Jetzt ermittelt die Staatsanwaltschaft auch wegen zwei Wohnungen, die Rosy Mauro in Arzachena in Sardinien gekauft hat. Sie soll auch in Gemonio, am Wohnort von Bossi, eine Wohnung gekauft haben. Auch sie soll ihren Doktortitel gekauft haben. Woher stammte das Geld?
Francesco Belsito hat am Mittwoch das Gold und die Diamanten, die er für sich abgezweigt hatte, der Partei zurückgegeben.

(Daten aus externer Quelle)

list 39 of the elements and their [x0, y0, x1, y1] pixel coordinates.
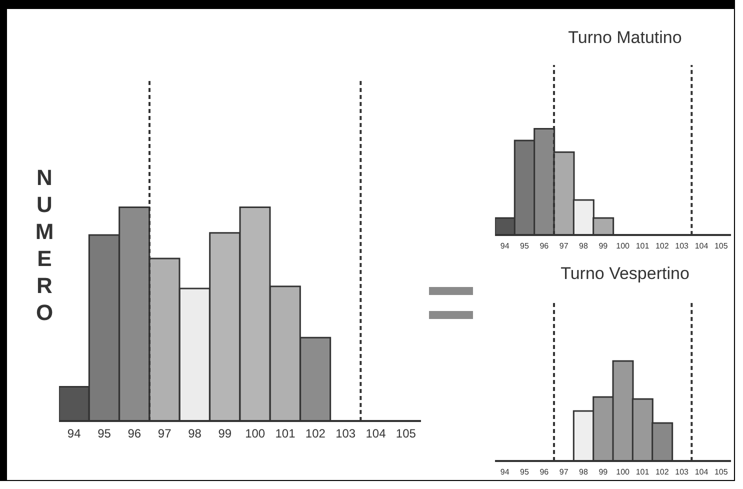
x-tick-label: 103	[336, 426, 356, 441]
x-tick-label: 96	[540, 242, 550, 251]
x-tick-label: 105	[714, 242, 728, 251]
chart-title: Turno Vespertino	[560, 263, 690, 285]
x-tick-label: 103	[675, 468, 690, 477]
chart-title: Turno Matutino	[567, 27, 683, 49]
x-tick-label: 104	[694, 242, 709, 251]
x-tick-label: 99	[598, 468, 608, 477]
x-tick-label: 96	[128, 426, 142, 441]
x-tick-label: 101	[275, 426, 296, 441]
x-tick-label: 100	[245, 426, 266, 441]
x-tick-label: 97	[559, 242, 569, 251]
x-tick-label: 99	[598, 242, 608, 251]
x-tick-label: 94	[500, 242, 510, 251]
x-tick-label: 103	[675, 242, 690, 251]
x-tick-label: 98	[579, 242, 588, 251]
x-tick-label: 97	[158, 426, 172, 441]
y-axis-title: NUMERO	[31, 165, 57, 327]
x-tick-label: 98	[188, 426, 202, 441]
x-tick-label: 94	[67, 426, 82, 441]
x-tick-label: 100	[616, 468, 630, 477]
x-tick-label: 102	[655, 468, 670, 477]
x-tick-label: 98	[579, 468, 588, 477]
x-tick-label: 101	[636, 468, 650, 477]
x-tick-label: 102	[655, 242, 670, 251]
x-tick-label: 95	[520, 468, 530, 477]
x-tick-label: 104	[694, 468, 709, 477]
x-tick-label: 100	[616, 242, 630, 251]
x-tick-label: 97	[559, 468, 569, 477]
x-tick-label: 104	[366, 426, 386, 441]
x-tick-label: 95	[98, 426, 112, 441]
x-tick-label: 96	[540, 468, 550, 477]
x-tick-label: 101	[636, 242, 650, 251]
x-tick-label: 95	[520, 242, 530, 251]
x-tick-label: 99	[218, 426, 232, 441]
x-tick-label: 94	[500, 468, 510, 477]
x-tick-label: 105	[396, 426, 416, 441]
x-tick-label: 102	[305, 426, 326, 441]
x-tick-label: 105	[714, 468, 728, 477]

Schwere Vorwürfe gegen die Nummer zwei
Nicht genug der Schlammschlacht: Jetzt gerät die Nummer zwei der Lega, Roberto Maroni, in die Kritik. Das Magazin Panorama veröffentlicht schwere Vorwürfe gegen ihn. Wieder geht es um die Abzweigung von Parteigeldern und um Schmiergeldzahlungen. Diesmal an eine multinationale Firma in Libyen. Zudem sollen drei Schiffe, die Maroni gehören sollen, auf suspekte Art finanziert worden sein.
Maroni, einer der populärsten Lega-Politiker, weist die Vorwürfe wütend zurück. Er vermutet, dass er von höchster Lega-Stelle in den Schmutz gezogen wird. Fest steht, dass ein Privatdetektiv auf Maroni angesetzt wurde. „Wenn die Schuldigen nicht aus der Partei hinausgeworfen werden, werde ich selbst gehen“, sagte er.
Nicht auszuschliessen ist, dass Maroni Opfer einer Kampagne gegen ihn ist. Er besitzt in der Partei viele Feinde. Seit längerem versucht er, am Stuhl von Bossi zu sägen. Jetzt herrscht Eiszeit zwischen den beiden. Ein klärendes Gespräch zwischen Bossi und Maroni, das am Donnerstag hätte stattfinden sollen, fand nicht statt. Bossi war unabkömmlich. Immerhin liess er verlauten, er habe nichts von einem Privatdetektiv gewusst.
Vorwürfe gegen die Nummer drei
Streit gibt es auch zwischen Maroni und der Nummer drei der Partei: Roberto Calderoli. Auch er ist jetzt ins Visier der Staatsanwaltschaft geraten. Calderoli, einer der unangenehmsten Scharfmacher der Lega, wohnt in einer Attika-Wohnung an bester Lage in Rom. Die Miete von 2‘200 Franken zahlt die Partei. Calderoli verteidigt sich: Die Wohnung habe ihm die Partei als „Wohn-Büro“ zur Verfügung gestellt. Zudem zahle er monatlich 3‘000 Euro Parteibeiträge.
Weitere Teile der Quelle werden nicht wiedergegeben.